Rosalind is temporarily relieved of her celibate state by the 'finest bel canto singer of his generation', Johnny Fortune, a hybrid of Johnny Mathis and Barry Manilow, with the dubious connections of Frank Sinatra. Meanwhile, Kevin has gone undercover with the local Mafia, whose godfather is none other than Johnny's father. Having pulled these plot strings tight, Taylor Bradford promptly lets the tension slip through her fingers, robbing us of a juicy moral conflict so that we may watch her little women become good wives.
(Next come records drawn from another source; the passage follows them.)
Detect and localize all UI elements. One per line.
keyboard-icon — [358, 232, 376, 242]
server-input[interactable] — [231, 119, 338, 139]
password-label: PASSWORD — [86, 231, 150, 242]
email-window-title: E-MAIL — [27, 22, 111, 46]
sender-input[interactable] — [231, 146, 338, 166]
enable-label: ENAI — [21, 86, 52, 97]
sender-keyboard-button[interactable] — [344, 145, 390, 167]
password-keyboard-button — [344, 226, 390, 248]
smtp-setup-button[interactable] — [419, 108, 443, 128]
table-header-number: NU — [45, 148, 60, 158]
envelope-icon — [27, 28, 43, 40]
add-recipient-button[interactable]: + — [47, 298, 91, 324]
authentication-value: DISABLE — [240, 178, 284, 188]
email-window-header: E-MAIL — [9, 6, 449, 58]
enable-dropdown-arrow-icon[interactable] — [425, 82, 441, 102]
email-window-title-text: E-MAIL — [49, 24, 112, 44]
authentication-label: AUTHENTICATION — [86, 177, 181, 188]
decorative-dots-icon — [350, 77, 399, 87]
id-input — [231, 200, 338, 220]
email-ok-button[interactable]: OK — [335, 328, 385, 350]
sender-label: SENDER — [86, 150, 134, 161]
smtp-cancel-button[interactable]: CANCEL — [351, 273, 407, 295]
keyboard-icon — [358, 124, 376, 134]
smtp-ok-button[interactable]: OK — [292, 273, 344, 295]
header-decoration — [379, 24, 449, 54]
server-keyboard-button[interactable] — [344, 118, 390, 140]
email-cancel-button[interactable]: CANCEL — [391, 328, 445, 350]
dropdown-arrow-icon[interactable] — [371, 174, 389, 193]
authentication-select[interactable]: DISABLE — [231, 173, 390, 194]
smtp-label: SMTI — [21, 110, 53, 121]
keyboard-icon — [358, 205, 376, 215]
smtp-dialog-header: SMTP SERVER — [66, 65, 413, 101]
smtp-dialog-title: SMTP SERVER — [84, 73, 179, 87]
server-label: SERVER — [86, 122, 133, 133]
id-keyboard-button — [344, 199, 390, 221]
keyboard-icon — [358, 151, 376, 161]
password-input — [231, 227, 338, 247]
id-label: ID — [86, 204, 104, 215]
Taylor Bradford invites her readers to bask in the soft-focus glow of a world emptied of horrors, where everyone is driven by the purest of motives and whose protagonists cannot be blamed for their mistakes. But with evil reduced to a series of walk-on cameos, the goodness she heaps on like icing has no real meaning. In Angel the entrepreneurial Amazons of the Eighties have given way to creative paragons for a new age, whose path to wealth, love and happiness is paved with gold and who are therefore never called upon to be agents of their own destiny. But she seems to have forgotten that without the threat of disruption, the power of the happy ending is much diminished.